To come back to the Mumbai attacks, looking at the images, we saw young people carrying guns. This was carried out in a different way. No more bombings, planes, kamikazes. They were aware of the possibility of dying, but they did their best to avoid it. What is the main difference in this way of attacking vulnerable targets, from the point of view of police forces?
In terms of the method of attack, I think it’s much deeper than just analysing the method of delivery. I mentioned before that individuals so motivated to carry out these attacks will use whatever means available to them, if they feel they can, with a fairly good probability of causing massive disruption and chaos and getting maximum exposure, which is what these attacks are all about.

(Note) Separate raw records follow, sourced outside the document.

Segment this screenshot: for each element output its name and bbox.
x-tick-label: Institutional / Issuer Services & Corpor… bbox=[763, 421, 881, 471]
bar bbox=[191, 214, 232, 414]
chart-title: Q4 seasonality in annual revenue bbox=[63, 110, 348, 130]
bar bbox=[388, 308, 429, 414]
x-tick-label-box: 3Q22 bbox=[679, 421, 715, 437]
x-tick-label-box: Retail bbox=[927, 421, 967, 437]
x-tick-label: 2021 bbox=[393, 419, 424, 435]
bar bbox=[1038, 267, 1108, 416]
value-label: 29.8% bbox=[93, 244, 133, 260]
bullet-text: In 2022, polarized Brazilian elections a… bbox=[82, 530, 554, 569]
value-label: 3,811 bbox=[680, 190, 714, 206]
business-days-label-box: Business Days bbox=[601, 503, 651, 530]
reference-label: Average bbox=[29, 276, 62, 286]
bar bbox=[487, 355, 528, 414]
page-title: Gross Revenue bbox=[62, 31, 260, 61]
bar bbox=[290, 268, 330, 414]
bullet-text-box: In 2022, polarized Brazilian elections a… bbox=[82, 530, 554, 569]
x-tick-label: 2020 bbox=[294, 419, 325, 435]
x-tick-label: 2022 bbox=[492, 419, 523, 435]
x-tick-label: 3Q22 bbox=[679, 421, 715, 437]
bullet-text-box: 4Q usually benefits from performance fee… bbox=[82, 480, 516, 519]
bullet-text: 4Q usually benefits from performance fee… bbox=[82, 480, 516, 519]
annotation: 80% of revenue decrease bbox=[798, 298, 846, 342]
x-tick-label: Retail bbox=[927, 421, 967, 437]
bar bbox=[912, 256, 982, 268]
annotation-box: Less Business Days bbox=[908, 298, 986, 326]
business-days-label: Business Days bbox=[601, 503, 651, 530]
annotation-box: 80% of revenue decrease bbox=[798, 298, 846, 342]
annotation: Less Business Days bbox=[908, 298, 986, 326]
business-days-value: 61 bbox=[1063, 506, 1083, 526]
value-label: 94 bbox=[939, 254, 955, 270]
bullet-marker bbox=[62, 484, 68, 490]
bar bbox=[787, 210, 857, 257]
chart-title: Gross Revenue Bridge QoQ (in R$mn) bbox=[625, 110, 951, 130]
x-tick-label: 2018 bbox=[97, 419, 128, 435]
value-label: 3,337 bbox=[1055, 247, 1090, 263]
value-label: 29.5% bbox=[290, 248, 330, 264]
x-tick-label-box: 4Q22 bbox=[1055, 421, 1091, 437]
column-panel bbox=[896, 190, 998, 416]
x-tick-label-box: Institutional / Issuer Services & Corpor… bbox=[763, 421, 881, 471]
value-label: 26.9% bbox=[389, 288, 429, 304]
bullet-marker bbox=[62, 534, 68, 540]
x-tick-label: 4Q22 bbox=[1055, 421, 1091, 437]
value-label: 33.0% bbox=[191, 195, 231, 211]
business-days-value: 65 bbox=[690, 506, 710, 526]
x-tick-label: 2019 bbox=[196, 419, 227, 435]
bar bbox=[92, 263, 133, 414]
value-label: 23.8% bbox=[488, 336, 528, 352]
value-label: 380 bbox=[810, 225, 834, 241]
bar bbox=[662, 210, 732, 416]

Clearly this situation, however the individuals became radicalized, is no exception. There is always the likelihood that others will, having seen what occurred in Mumbai, seek to copy these attacks. This is something we see all along. This is one of the problems we mentioned before. While it is somewhat simpler to profile a criminal, in terms of their modus operandi, it is very difficult for people who operate in a very objective professional basis on a day-to-day basis, to get inside the heads of these individuals, to try to understand their motives and to try to develop the appropriate responses in the future.

Brian Powrie is Senior Advisor for the International Permanent Observatory (IPO) programme at UNICRI. Prior to joining UNICRI he was the National Security Planning Director for the 2005 G8 Summit at Gleneagles.